We discussed the growing imbalance in the unleaded gasoline market last week here at Equities.com. Our primary focus was based on two points. First, the fundamentals in the petroleum sector are bearish. Secondly, the commercial traders as a group have now turned negative on their own product at these prices. These two factors have grown in strength over the last week and Monday’s weakness finally triggered an official COT Sell signal.

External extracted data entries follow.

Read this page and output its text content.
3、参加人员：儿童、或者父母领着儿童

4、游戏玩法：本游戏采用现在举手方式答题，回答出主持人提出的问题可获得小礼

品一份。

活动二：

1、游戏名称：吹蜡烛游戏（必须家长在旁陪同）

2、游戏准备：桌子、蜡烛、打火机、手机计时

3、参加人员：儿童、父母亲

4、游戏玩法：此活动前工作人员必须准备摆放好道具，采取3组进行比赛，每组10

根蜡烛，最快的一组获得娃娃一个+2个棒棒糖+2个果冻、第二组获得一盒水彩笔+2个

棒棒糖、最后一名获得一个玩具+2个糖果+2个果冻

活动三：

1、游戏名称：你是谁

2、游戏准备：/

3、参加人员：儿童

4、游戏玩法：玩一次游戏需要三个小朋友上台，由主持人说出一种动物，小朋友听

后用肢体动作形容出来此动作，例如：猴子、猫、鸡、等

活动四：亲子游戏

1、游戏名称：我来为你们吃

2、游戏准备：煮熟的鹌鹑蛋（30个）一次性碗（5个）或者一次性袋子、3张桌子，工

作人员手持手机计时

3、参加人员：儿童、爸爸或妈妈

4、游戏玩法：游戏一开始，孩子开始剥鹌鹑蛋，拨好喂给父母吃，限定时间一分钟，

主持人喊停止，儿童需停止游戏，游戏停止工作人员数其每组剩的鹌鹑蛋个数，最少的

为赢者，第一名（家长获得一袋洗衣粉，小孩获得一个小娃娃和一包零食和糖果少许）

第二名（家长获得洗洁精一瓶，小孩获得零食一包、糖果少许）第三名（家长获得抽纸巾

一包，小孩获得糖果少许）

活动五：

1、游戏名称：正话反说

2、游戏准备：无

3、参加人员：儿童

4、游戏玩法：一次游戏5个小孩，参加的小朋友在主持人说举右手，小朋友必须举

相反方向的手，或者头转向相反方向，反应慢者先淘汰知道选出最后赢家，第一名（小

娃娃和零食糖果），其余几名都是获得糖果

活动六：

U.S. crude oil production has continued to expand in spite of declining prices and rig counts. The Energy Information Administration (EIA) announced a 42-year high of 9.285 million barrels per day. Furthermore, OPEC production, particularly Saudi Arabian production continues to climb as well. They are clearly using their cost of production advantage to maintain market share by driving out higher priced fracking rigs here in the U.S. In fact, Saudi production is sitting just below its record production high of 10 million barrels per day set in 2013. Clearly, the near-term fundamental news is increasingly negative.

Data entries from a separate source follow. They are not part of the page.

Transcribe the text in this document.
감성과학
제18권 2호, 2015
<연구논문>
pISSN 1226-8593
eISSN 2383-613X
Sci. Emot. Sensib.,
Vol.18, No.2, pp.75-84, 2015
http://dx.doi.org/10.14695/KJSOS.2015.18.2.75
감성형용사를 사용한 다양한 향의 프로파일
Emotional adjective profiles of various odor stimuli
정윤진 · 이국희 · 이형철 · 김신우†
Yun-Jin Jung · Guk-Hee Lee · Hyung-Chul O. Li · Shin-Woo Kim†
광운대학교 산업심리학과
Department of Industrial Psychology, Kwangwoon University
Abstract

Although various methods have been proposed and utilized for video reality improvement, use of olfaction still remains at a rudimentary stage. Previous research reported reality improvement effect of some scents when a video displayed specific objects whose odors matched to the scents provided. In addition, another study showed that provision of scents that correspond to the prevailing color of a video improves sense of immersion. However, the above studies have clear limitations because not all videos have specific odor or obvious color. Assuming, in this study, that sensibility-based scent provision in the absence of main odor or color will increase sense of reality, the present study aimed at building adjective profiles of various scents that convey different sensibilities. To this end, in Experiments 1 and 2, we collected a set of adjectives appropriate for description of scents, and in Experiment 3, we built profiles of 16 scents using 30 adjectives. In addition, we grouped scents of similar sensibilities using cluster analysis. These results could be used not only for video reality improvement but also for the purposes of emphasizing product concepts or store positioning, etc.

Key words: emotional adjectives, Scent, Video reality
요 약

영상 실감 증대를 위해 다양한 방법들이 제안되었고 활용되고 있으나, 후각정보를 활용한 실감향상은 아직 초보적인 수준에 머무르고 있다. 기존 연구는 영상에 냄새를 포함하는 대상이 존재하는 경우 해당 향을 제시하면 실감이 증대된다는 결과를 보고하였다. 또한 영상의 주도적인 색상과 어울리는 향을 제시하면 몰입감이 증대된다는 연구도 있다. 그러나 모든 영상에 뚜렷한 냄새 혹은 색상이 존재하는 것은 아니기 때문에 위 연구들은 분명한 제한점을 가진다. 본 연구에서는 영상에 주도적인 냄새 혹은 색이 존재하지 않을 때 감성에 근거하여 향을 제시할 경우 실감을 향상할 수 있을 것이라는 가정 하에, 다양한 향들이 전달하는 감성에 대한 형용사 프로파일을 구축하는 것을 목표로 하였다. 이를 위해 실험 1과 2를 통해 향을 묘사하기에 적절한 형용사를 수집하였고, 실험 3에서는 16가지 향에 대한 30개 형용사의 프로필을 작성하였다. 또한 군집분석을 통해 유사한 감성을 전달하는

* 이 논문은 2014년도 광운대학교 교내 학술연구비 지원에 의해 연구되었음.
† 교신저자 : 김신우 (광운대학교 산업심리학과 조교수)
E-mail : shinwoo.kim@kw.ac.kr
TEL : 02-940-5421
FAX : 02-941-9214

Elaborating on the second point regarding the commercial trader position, they’ve sold another 6,500 contracts in the last week. Their recent selling of more than 16,000 contracts in the last three weeks is the most concerted action that commercial traders have taken in nearly a year.
Moving to the actual COT Sell signal, the recent run up in prices only served to push short-term market momentum above our overbought threshold thus, cocking the trigger for a short trade. As mentioned earlier, Monday’s weakness brought the market back below our overbought threshold to trigger the signal. We will now use Friday’s high just shy of $2 at $1.9893 in the April contract for our protective stop point.